A lower court found that the public school had violated LRE, but denied reimbursement, finding the Montessori school into which parents placed LH was too “unstructured” and therefore inappropriate placement.

On appeal, the court found that the lower court, “Appears to have rejected [the CDC], at least in part (though a critical reading reveals it to be much more than merely in part) because the court rejects the Montessori approach in general. Under such a view, no Montessori school is qualified to teach a student with Downs  Syndrome. That cannot be” (L.H. v Hamilton County Department of Education, Nos. 17-5989, 18-5086, 2018 WL 3966517, (E.D. Tenn. Aug. 20, 2018)).

At one point, the school took the position that mainstreaming isn’t about physical location, but the academic methodology, meaning that special ed students are so different from classmates socially and intellectually that they are already “isolated” even if they are in the same classroom (i.e. special ed students could never be “mainstreamed”. ) The court rejected this out of hand.

The judge noted that “this is really an argument against ‘mainstreaming’ as a concept because HCDE believes it is impossible, impractical, or counterproductive” (L.H. v Hamilton County Department of Education, Nos. 17-5989, 18-5086, 2018 WL 3966517, (E.D. Tenn. Aug. 20, 2018)).

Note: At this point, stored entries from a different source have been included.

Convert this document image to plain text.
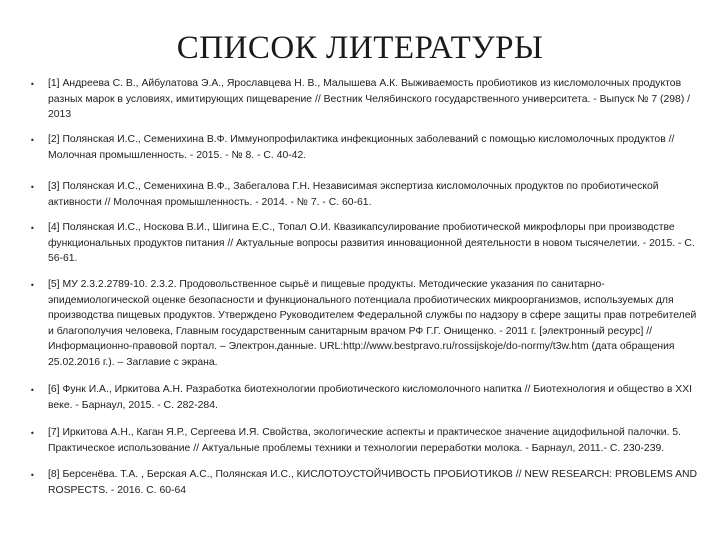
СПИСОК ЛИТЕРАТУРЫ
• [1] Андреева С. В., Айбулатова Э.А., Ярославцева Н. В., Малышева А.К. Выживаемость пробиотиков из кисломолочных продуктов разных марок в условиях, имитирующих пищеварение // Вестник Челябинского государственного университета. - Выпуск № 7 (298) / 2013
• [2] Полянская И.С., Семенихина В.Ф. Иммунопрофилактика инфекционных заболеваний с помощью кисломолочных продуктов // Молочная промышленность. - 2015. - № 8. - С. 40-42.
• [3] Полянская И.С., Семенихина В.Ф., Забегалова Г.Н. Независимая экспертиза кисломолочных продуктов по пробиотической активности // Молочная промышленность. - 2014. - № 7. - С. 60-61.
• [4] Полянская И.С., Носкова В.И., Шигина Е.С., Топал О.И. Квазикапсулирование пробиотической микрофлоры при производстве функциональных продуктов питания // Актуальные вопросы развития инновационной деятельности в новом тысячелетии. - 2015. - С. 56-61.
• [5] МУ 2.3.2.2789-10. 2.3.2. Продовольственное сырьё и пищевые продукты. Методические указания по санитарно-эпидемиологической оценке безопасности и функционального потенциала пробиотических микроорганизмов, используемых для производства пищевых продуктов. Утверждено Руководителем Федеральной службы по надзору в сфере защиты прав потребителей и благополучия человека, Главным государственным санитарным врачом РФ Г.Г. Онищенко. - 2011 г. [электронный ресурс] // Информационно-правовой портал. – Электрон.данные. URL:http://www.bestpravo.ru/rossijskoje/do-normy/t3w.htm (дата обращения 25.02.2016 г.). – Заглавие с экрана.
• [6] Функ И.А., Иркитова А.Н. Разработка биотехнологии пробиотического кисломолочного напитка // Биотехнология и общество в XXI веке. - Барнаул, 2015. - С. 282-284.
• [7] Иркитова А.Н., Каган Я.Р., Сергеева И.Я. Свойства, экологические аспекты и практическое значение ацидофильной палочки. 5. Практическое использование // Актуальные проблемы техники и технологии переработки молока. - Барнаул, 2011.- С. 230-239.
• [8] Берсенёва. Т.А. , Берская А.С., Полянская И.С., КИСЛОТОУСТОЙЧИВОСТЬ ПРОБИОТИКОВ // NEW RESEARCH: PROBLEMS AND ROSPECTS. - 2016. С. 60-64
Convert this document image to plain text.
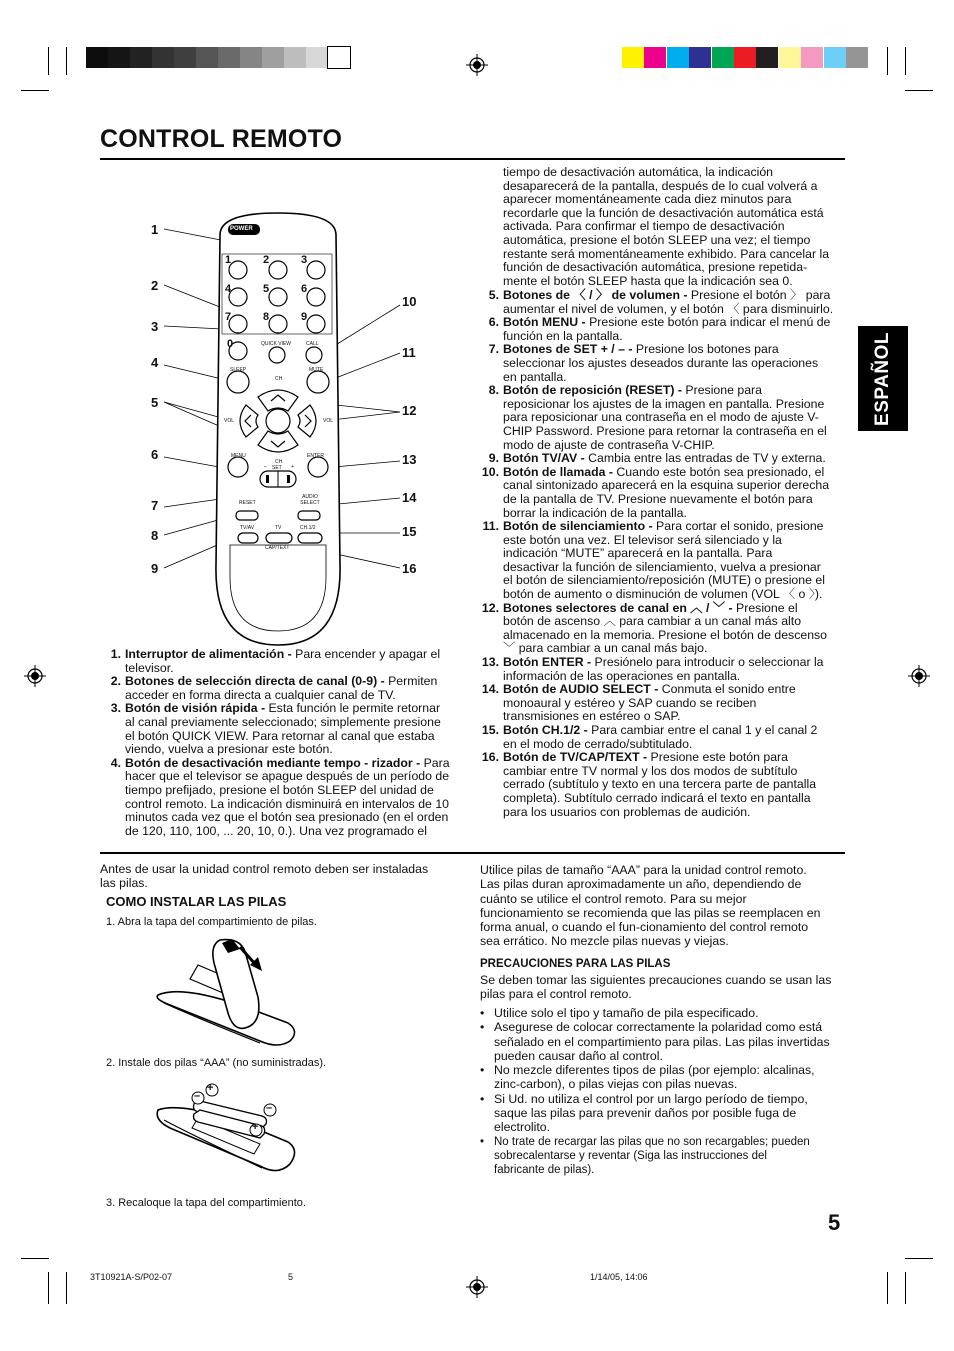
CONTROL REMOTO
ESPAÑOL
POWER
QUICK VIEW	CALL
SLEEP	MUTE
CH
VOL	VOL
CH
MENU	ENTER
– SET +
RESET
AUDIO SELECT
TV/AV	TV	CH.1/2
CAP/TEXT
1
2
3
4
5
6
7
8
9
10
11
12
13
14
15
16
1. Interruptor de alimentación - Para encender y apagar el
televisor.
2. Botones de selección directa de canal (0-9) - Permiten
acceder en forma directa a cualquier canal de TV.
3. Botón de visión rápida - Esta función le permite retornar
al canal previamente seleccionado; simplemente presione
el botón QUICK VIEW. Para retornar al canal que estaba
viendo, vuelva a presionar este botón.
4. Botón de desactivación mediante tempo - rizador - Para
hacer que el televisor se apague después de un período de
tiempo prefijado, presione el botón SLEEP del unidad de
control remoto. La indicación disminuirá en intervalos de 10
minutos cada vez que el botón sea presionado (en el orden
de 120, 110, 100, ... 20, 10, 0.). Una vez programado el
tiempo de desactivación automática, la indicación
desaparecerá de la pantalla, después de lo cual volverá a
aparecer momentáneamente cada diez minutos para
recordarle que la función de desactivación automática está
activada. Para confirmar el tiempo de desactivación
automática, presione el botón SLEEP una vez; el tiempo
restante será momentáneamente exhibido. Para cancelar la
función de desactivación automática, presione repetida-
mente el botón SLEEP hasta que la indicación sea 0.
5. Botones de 〈 / 〉 de volumen - Presione el botón 〉 para
aumentar el nivel de volumen, y el botón 〈 para disminuirlo.
6. Botón MENU - Presione este botón para indicar el menú de
función en la pantalla.
7. Botones de SET + / – - Presione los botones para
seleccionar los ajustes deseados durante las operaciones
en pantalla.
8. Botón de reposición (RESET) - Presione para
reposicionar los ajustes de la imagen en pantalla. Presione
para reposicionar una contraseña en el modo de ajuste V-
CHIP Password. Presione para retornar la contraseña en el
modo de ajuste de contraseña V-CHIP.
9. Botón TV/AV - Cambia entre las entradas de TV y externa.
10. Botón de llamada - Cuando este botón sea presionado, el
canal sintonizado aparecerá en la esquina superior derecha
de la pantalla de TV. Presione nuevamente el botón para
borrar la indicación de la pantalla.
11. Botón de silenciamiento - Para cortar el sonido, presione
este botón una vez. El televisor será silenciado y la
indicación “MUTE” aparecerá en la pantalla. Para
desactivar la función de silenciamiento, vuelva a presionar
el botón de silenciamiento/reposición (MUTE) o presione el
botón de aumento o disminución de volumen (VOL 〈 o 〉).
12. Botones selectores de canal en ︿ / ﹀ - Presione el
botón de ascenso ︿ para cambiar a un canal más alto
almacenado en la memoria. Presione el botón de descenso
﹀ para cambiar a un canal más bajo.
13. Botón ENTER - Presiónelo para introducir o seleccionar la
información de las operaciones en pantalla.
14. Botón de AUDIO SELECT - Conmuta el sonido entre
monoaural y estéreo y SAP cuando se reciben
transmisiones en estéreo o SAP.
15. Botón CH.1/2 - Para cambiar entre el canal 1 y el canal 2
en el modo de cerrado/subtitulado.
16. Botón de TV/CAP/TEXT - Presione este botón para
cambiar entre TV normal y los dos modos de subtítulo
cerrado (subtítulo y texto en una tercera parte de pantalla
completa). Subtítulo cerrado indicará el texto en pantalla
para los usuarios con problemas de audición.
Antes de usar la unidad control remoto deben ser instaladas
las pilas.
COMO INSTALAR LAS PILAS
1. Abra la tapa del compartimiento de pilas.
2. Instale dos pilas “AAA” (no suministradas).
+
–
–
+
3. Recaloque la tapa del compartimiento.
Utilice pilas de tamaño “AAA” para la unidad control remoto.
Las pilas duran aproximadamente un año, dependiendo de
cuánto se utilice el control remoto. Para su mejor
funcionamiento se recomienda que las pilas se reemplacen en
forma anual, o cuando el fun-cionamiento del control remoto
sea errático. No mezcle pilas nuevas y viejas.
PRECAUCIONES PARA LAS PILAS
Se deben tomar las siguientes precauciones cuando se usan las
pilas para el control remoto.
• Utilice solo el tipo y tamaño de pila especificado.
• Asegurese de colocar correctamente la polaridad como está
señalado en el compartimiento para pilas. Las pilas invertidas
pueden causar daño al control.
• No mezcle diferentes tipos de pilas (por ejemplo: alcalinas,
zinc-carbon), o pilas viejas con pilas nuevas.
• Si Ud. no utiliza el control por un largo período de tiempo,
saque las pilas para prevenir daños por posible fuga de
electrolito.
• No trate de recargar las pilas que no son recargables; pueden
sobrecalentarse y reventar (Siga las instrucciones del
fabricante de pilas).
5
3T10921A-S/P02-07	5	1/14/05, 14:06
1	2	3
4	5	6
7	8	9
0
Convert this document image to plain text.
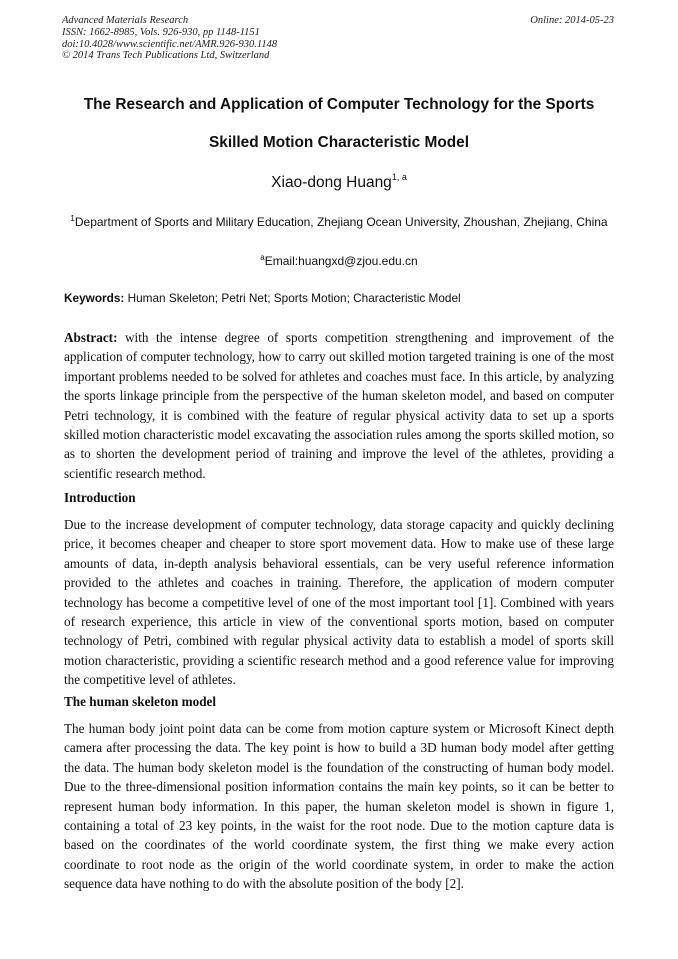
Advanced Materials Research	Online: 2014-05-23
ISSN: 1662-8985, Vols. 926-930, pp 1148-1151
doi:10.4028/www.scientific.net/AMR.926-930.1148
© 2014 Trans Tech Publications Ltd, Switzerland
The Research and Application of Computer Technology for the Sports
Skilled Motion Characteristic Model
Xiao-dong Huang$^{1, a}$
$^1$Department of Sports and Military Education, Zhejiang Ocean University, Zhoushan, Zhejiang, China
$^a$Email:huangxd@zjou.edu.cn
Keywords: Human Skeleton; Petri Net; Sports Motion; Characteristic Model
Abstract: with the intense degree of sports competition strengthening and improvement of the application of computer technology, how to carry out skilled motion targeted training is one of the most important problems needed to be solved for athletes and coaches must face. In this article, by analyzing the sports linkage principle from the perspective of the human skeleton model, and based on computer Petri technology, it is combined with the feature of regular physical activity data to set up a sports skilled motion characteristic model excavating the association rules among the sports skilled motion, so as to shorten the development period of training and improve the level of the athletes, providing a scientific research method.
Introduction
Due to the increase development of computer technology, data storage capacity and quickly declining price, it becomes cheaper and cheaper to store sport movement data. How to make use of these large amounts of data, in-depth analysis behavioral essentials, can be very useful reference information provided to the athletes and coaches in training. Therefore, the application of modern computer technology has become a competitive level of one of the most important tool [1]. Combined with years of research experience, this article in view of the conventional sports motion, based on computer technology of Petri, combined with regular physical activity data to establish a model of sports skill motion characteristic, providing a scientific research method and a good reference value for improving the competitive level of athletes.
The human skeleton model
The human body joint point data can be come from motion capture system or Microsoft Kinect depth camera after processing the data. The key point is how to build a 3D human body model after getting the data. The human body skeleton model is the foundation of the constructing of human body model. Due to the three-dimensional position information contains the main key points, so it can be better to represent human body information. In this paper, the human skeleton model is shown in figure 1, containing a total of 23 key points, in the waist for the root node. Due to the motion capture data is based on the coordinates of the world coordinate system, the first thing we make every action coordinate to root node as the origin of the world coordinate system, in order to make the action sequence data have nothing to do with the absolute position of the body [2].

Both L.H.’s parents and the public school appealed the decision. The appellate court affirmed the lower court’s finding that the public school had violated LRE, and reversed the lower court’s decision to deny L.H.’s parents reimbursement. In reversing, the Circuit court noted that the reason the trial court denied reimbursement because “at least in part the court rejects Montessori approach in general” which “cannot be”. In fact, LH was mainstreamed all the time at the Montessori school, followed a curriculum tied to state standards, and had a teacher and 1:1 aide.

While this is a Tennessee case, this is another example of courts affirming FAPE in the LRE, with LRE being a significant part of school’s obligation under IDEA.  Sticking all the special education students together in one room – or isolating them in the back of the room away from their peers for that matter – is not LRE.